Couple Disregarded Warnings About Danger

David Hartley was a history buff. Tiffany Hartley, 29, said she and her husband dismissed warnings about crossing into the Mexican side of the lake so they could take pictures of a historic church. She said it had been some months since they had heard reports of pirates being on the lake.

According to Hartley, while they were making their way back to the U.S. border, the couple was approached by three boats of fully armed pirates, she said.

"David and I were racing back to the U.S., and they started shooting," she told "Good Morning America." "I looked back, and I saw that David had been shot, and I turned around to go get him."

Under Attacks, Woman Had to Leave Injured Husband Behind

Hartley said she tried as hard as she could to pull her husband onto her own Jet Ski to take him to safety, "but he's a lot bigger than me.

"You can't imagine how awful it was not being able to help him," she said.

Knowing her own life was in jeopardy, Hartley said she was forced to abandon her husband.
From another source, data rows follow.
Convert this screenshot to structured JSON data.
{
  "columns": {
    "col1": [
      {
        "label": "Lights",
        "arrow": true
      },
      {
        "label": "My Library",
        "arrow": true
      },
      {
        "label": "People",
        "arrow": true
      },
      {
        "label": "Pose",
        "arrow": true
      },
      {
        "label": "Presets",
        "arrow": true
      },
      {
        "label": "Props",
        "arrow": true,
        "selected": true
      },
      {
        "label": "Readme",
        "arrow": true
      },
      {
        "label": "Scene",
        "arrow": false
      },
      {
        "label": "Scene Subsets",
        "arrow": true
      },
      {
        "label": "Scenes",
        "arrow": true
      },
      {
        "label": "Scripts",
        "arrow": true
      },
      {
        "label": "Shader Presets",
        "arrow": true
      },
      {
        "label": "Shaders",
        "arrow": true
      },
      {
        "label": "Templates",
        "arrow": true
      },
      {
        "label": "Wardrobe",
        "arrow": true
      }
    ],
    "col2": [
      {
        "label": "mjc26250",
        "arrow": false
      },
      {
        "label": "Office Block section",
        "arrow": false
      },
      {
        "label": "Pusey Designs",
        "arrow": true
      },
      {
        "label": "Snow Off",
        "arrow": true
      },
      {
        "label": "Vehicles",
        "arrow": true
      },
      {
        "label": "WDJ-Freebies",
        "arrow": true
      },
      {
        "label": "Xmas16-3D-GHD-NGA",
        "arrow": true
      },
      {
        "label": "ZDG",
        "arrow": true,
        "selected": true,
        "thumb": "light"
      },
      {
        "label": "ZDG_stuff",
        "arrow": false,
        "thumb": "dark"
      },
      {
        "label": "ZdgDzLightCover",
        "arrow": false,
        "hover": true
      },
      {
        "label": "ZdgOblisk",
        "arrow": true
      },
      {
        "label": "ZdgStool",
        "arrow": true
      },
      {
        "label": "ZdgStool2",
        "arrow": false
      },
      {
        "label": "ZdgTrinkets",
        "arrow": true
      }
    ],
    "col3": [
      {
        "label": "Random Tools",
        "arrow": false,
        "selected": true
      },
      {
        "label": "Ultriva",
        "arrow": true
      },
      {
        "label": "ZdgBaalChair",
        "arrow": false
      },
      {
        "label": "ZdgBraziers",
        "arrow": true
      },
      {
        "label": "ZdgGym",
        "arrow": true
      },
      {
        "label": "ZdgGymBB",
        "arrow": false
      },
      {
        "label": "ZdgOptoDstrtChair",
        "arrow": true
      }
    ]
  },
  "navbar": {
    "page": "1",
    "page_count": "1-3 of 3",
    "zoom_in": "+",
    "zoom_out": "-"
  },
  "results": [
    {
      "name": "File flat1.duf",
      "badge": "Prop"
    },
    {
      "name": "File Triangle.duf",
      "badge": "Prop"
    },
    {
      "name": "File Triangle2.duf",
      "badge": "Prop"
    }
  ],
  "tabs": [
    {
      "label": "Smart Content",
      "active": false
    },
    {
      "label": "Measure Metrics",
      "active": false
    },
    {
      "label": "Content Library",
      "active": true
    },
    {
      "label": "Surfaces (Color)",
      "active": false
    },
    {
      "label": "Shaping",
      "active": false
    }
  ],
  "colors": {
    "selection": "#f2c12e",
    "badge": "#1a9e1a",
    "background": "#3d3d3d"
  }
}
She took her Jet Ski at top speed back to the U.S. shore and placed a panicked 911 call.

U.S. authorities have searched Falcon Lake on the American side, to no avail.

The state of Texas had warned boaters and fisherman as long ago as April to stay away from the Mexican side of the lake. Since then, the drug wars along the border have gotten more violent and there have been reports of more pirate encounters.

Lake Has Become Pirate's Haven

Falcon Lake, part of the Rio Grande situated directly on the Texas-Mexico border, has recently become a haven for the pirates, and there have been at least five reported run-ins with pirates on the lake this year, although this is the first reported death.

"The one thing I dreaded on Falcon Lake has happened," Texas' Zapata County Sheriff Sigifredo Gonzalez said days after the attack on the Hartleys. "The lake is not secure, the border is not secure because the incident that I dreaded the most has, in fact, happened. We cannot go to Mexico, we cannot recover that body, we cannot conduct an investigation, we have to tell the family we can't do anything about it."

ABC News' Kevin Dolak and Sarah Netter, as well as The Associated Press contributed to this report.